Our Research Affiliates are finding that many non-cash programs make a substantive difference in families’ well-being, even if these programs do not increase families’ cash income. Research Affiliates also actively pursue research agendas that embrace a broader set of programs that assist low income groups, such as education and health care programs. Many of these programs have not traditionally been considered part of the safety net, but play a crucial role affecting poor families’ well-being.
Over the past 45 years, the United States has experienced a rising standard of living, with real GDP per capita more than doubling between 1959 and 2004. In contrast, living standards among some groups seem to have stagnated. Although a number of studies have documented a correlation between macroeconomic conditions and poverty, the relationship is not as simple, or as strong, as one might think. What additional factors can explain the starkly different trends in economic well-being that are measured by overall GDP growth and the poverty rate?
Center Executive Committee Member & Faculty Affiliate Michal Kurlaender and colleague Eric Grodsky have garnered a lot of attention, especially in light of the recent Supreme Court Ruling on affirmative action in Fisher v. University of Texas. This paper is forthcoming in Sociology of Education.
A large body of literature evaluates the extent to which the Supplemental Program for Women Infants and Children (WIC) has accomplished the goal of improving nutritional well-being and health of low income families, but most studies have been based on research designs that compare program participants to non-participants. If selection into these programs is non-random, then such comparisons will lead to biased estimates of the program’s true effects. In this study, investigators use the rollout of the WIC program across counties to estimate the impact of the program on infant health.

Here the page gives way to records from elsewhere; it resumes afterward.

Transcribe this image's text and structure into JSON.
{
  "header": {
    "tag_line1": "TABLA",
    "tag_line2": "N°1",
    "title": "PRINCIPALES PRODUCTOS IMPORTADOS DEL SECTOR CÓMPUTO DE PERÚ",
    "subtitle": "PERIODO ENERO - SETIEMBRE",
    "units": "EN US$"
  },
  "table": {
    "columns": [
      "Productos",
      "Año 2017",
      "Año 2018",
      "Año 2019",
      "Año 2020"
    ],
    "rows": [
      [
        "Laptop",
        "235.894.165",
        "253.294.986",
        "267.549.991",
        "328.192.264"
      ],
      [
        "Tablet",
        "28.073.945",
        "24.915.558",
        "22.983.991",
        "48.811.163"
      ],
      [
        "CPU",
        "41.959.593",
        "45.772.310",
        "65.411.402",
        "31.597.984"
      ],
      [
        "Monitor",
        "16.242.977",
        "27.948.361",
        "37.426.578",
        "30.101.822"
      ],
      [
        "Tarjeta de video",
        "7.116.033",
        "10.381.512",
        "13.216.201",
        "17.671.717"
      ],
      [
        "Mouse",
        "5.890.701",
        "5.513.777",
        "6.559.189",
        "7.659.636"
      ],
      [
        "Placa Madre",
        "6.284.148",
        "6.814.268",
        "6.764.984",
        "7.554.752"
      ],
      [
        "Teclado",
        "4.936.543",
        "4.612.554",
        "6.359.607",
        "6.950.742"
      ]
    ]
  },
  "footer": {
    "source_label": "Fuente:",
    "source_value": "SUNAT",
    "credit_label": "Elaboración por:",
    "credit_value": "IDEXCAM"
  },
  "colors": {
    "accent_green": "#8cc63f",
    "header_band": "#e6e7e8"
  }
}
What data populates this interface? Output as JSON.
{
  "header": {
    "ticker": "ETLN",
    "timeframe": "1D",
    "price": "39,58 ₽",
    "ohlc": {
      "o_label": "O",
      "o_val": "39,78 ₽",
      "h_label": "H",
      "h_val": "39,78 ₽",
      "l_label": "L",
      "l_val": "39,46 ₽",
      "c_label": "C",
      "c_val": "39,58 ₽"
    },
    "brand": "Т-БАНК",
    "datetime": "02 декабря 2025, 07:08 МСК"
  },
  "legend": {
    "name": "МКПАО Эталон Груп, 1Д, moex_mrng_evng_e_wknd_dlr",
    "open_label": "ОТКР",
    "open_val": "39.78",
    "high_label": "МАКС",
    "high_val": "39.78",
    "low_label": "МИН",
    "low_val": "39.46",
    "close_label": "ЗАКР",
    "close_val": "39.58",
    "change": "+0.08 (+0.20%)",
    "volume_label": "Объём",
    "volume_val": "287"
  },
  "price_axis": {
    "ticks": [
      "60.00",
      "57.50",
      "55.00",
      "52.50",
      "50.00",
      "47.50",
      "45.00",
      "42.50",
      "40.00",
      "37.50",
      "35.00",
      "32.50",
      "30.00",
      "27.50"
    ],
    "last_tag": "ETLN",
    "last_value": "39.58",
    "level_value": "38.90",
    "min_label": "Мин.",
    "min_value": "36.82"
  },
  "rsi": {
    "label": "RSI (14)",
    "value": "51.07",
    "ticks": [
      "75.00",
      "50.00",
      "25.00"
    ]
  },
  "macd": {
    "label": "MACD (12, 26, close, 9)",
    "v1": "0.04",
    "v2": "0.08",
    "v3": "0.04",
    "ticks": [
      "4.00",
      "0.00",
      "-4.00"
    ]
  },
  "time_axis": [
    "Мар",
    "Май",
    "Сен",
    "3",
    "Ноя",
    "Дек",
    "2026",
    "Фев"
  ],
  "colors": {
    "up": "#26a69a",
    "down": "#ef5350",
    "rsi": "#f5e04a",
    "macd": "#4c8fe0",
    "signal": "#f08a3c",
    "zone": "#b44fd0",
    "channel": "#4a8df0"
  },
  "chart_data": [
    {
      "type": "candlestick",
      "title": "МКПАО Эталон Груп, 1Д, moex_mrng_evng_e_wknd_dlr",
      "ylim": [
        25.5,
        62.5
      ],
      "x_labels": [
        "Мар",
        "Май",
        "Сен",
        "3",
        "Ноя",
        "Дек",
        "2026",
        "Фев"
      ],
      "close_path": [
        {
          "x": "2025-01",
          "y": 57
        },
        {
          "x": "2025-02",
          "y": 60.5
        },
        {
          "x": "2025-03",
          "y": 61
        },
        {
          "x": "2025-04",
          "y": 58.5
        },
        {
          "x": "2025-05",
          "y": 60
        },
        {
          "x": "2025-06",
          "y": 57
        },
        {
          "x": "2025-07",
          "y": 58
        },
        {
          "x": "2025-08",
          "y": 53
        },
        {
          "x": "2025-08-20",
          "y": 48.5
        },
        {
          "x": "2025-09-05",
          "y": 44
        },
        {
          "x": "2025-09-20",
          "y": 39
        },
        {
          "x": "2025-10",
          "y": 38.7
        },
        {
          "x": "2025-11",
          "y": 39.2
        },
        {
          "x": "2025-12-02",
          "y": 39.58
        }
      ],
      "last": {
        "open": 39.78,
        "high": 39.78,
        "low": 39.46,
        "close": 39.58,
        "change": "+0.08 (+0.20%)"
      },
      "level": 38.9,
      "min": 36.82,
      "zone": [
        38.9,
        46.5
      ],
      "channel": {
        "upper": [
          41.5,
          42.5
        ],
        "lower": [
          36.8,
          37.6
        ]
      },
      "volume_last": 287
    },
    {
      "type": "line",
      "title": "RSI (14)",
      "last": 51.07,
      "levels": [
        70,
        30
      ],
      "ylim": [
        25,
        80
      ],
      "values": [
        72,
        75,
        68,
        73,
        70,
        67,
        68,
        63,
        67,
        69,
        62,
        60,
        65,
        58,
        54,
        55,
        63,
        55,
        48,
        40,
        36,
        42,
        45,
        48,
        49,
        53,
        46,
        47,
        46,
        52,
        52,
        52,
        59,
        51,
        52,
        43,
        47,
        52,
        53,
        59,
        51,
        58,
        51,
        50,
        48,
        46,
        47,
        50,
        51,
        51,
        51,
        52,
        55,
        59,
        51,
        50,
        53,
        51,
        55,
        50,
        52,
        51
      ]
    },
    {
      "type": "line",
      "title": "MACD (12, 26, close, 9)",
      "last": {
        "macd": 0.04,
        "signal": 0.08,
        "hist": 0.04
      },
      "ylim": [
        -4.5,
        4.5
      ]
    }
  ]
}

School voucher programs have become increasingly widespread in recent years. These programs aim to expand choice for families: Proponents of voucher programs often argue that they will help the most disadvantaged children, allowing them the opportunity to exit unsafe and underperforming schools.
Head Start is a federally funded early childhood educational intervention program designed to reduce disparities in preschool outcomes. While a recent impact study may indicate that Head Start is ineffective, our Research Affiliates are investigating further to assess whether the program’s long-term effects improve the life chances of participants.
This project evaluates the health impacts of a signature initiative of the War on Poverty: the introduction of the modern Food Stamp Program (FSP). The literature is far from settled as to what casual impact (if any) the FSP has on nutrition and health. Research Affiliate Hilary Hoynes explores the impact of the FSP, one of the largest antipoverty programs in the United States (comparable in cost to the earned income tax credit and substantially larger than Temporary Assistance to Needy Families program) in an attempt to understand FSP effects. While valuable in its own right, this project also reveals much about the relationship between income and health.
The 1996 welfare reform led to sweeping changes to the central cash safety net program for families with children. Along with other changes, the reform imposed lifetime time limits for receipt of cash welfare, effectively ending its entitlement nature for these families. Despite dire predictions, previous research has shown that program caseloads declined and employment increased, with no detectible increase in poverty or worsening of child well-being. Research Affiliate Hilary Hoynes reevaluates these results in light of the severe 2007–09 recession.
A central question in public finance, one that has generated decades of research, is how tax and transfer programs affect labor supply. Treating food stamp benefits as an income transfer, Research Affiliate Hilary Hoynes uses a quasi-experimental approach to estimate the impact of the program on labor supply.